Rethinking Bottled Water

Bottled Water Over the past decade, bottled water has become an ever-present part of American life. You’ll find bottles of Dasani, Poland Spring, Evian, or Aquafina at the gym, in the checkout line at the grocery store, in the office.

Sales of bottled water nearly doubled between 1997 and 2007, reaching about $11.5 billion. In 2007, Americans drank 29 gallons of water per capita.

But that’s begun to change. From a peak in 2007, bottled water consumption dropped in 2008, down by 3.8% from the previous year. Recently, cities, schools, natural food stores, and restaurants have begun to “buy local” — offering tap water rather than bottled — for environmental and economic reasons.

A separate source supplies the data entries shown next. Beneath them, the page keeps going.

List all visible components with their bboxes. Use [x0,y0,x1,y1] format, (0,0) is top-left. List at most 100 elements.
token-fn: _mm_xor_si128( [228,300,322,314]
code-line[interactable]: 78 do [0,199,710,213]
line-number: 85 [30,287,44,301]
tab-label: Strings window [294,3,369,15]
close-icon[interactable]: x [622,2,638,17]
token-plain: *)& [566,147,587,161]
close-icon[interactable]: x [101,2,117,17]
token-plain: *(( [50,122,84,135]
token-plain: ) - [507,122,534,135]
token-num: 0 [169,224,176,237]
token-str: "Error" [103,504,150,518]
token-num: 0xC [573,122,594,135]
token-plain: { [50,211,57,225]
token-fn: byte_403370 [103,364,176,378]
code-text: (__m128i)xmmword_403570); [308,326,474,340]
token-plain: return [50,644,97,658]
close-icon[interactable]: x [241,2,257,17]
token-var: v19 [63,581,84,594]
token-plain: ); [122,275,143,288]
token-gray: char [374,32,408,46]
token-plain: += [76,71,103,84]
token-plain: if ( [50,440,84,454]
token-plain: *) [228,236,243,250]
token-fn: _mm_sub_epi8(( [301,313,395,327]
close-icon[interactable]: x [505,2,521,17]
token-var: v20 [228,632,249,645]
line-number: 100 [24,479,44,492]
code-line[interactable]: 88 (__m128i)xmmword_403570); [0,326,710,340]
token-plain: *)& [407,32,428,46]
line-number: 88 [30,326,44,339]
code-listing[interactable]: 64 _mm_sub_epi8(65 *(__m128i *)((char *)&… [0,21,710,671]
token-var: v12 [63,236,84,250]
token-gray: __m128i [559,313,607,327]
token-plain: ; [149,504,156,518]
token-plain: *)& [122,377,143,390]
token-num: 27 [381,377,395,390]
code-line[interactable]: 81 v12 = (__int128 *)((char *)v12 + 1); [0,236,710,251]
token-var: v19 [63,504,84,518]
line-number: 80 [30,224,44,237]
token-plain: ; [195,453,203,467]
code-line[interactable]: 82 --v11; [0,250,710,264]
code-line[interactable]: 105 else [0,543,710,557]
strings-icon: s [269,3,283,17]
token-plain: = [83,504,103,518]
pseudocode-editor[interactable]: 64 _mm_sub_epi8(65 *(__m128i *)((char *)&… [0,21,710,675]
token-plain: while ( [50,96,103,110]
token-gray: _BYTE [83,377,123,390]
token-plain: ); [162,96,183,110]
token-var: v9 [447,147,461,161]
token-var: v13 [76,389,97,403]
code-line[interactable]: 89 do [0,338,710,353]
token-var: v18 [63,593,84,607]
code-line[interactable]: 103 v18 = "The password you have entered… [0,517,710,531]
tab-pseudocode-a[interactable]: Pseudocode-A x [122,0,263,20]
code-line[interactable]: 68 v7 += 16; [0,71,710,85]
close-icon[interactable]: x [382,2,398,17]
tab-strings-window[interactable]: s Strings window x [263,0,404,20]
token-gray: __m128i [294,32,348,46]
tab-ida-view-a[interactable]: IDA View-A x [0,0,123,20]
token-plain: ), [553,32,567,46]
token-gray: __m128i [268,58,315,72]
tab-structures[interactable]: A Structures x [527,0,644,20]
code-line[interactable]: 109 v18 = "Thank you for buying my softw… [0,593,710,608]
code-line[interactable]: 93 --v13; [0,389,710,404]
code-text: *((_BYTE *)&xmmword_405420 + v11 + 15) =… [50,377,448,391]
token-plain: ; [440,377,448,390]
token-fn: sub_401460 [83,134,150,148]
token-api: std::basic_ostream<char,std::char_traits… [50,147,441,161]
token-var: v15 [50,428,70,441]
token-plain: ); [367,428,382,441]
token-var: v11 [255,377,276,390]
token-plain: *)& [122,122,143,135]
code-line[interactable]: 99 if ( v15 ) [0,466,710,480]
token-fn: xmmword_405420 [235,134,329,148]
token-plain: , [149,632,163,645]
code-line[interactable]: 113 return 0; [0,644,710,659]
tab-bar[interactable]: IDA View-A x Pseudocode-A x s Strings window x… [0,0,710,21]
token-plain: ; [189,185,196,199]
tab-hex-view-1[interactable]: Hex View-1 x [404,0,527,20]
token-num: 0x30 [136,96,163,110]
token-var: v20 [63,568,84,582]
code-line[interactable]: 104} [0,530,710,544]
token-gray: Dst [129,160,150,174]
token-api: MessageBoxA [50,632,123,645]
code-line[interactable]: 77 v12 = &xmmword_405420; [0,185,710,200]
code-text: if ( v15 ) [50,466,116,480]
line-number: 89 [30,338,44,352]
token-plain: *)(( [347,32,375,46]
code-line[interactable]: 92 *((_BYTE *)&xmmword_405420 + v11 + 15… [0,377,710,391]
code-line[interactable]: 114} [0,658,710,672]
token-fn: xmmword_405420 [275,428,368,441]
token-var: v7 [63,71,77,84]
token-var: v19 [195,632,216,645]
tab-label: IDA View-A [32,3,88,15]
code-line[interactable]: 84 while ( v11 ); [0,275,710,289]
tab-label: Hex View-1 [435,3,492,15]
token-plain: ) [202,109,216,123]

For example, many of the mayors at a meeting of the U.S. Conference of Mayors voted to phase out the use of bottled water. And more and more individual consumers are following suit.

Picking up a bottle of water at the supermarket or the gym is quick and easy, but it has its costs.

Bottled water is expensive. Depending on where you live, you’ll pay between $1 and $2 for the average 16-ounce bottle. (That’s between 240 and 10,000 times the cost of tap or filtered water.)

Bottled water is hard on the environment. Even though about 23% of plastic water bottles are recycled, that still leaves about 2 million tons of bottles pouring into landfills every year.

Bottled water isn’t necessarily purer than tap water. An investigation by the Environmental Working Group found chemical contaminants in every brand tested — including disinfection byproducts, fertilizer residue, and pain medication.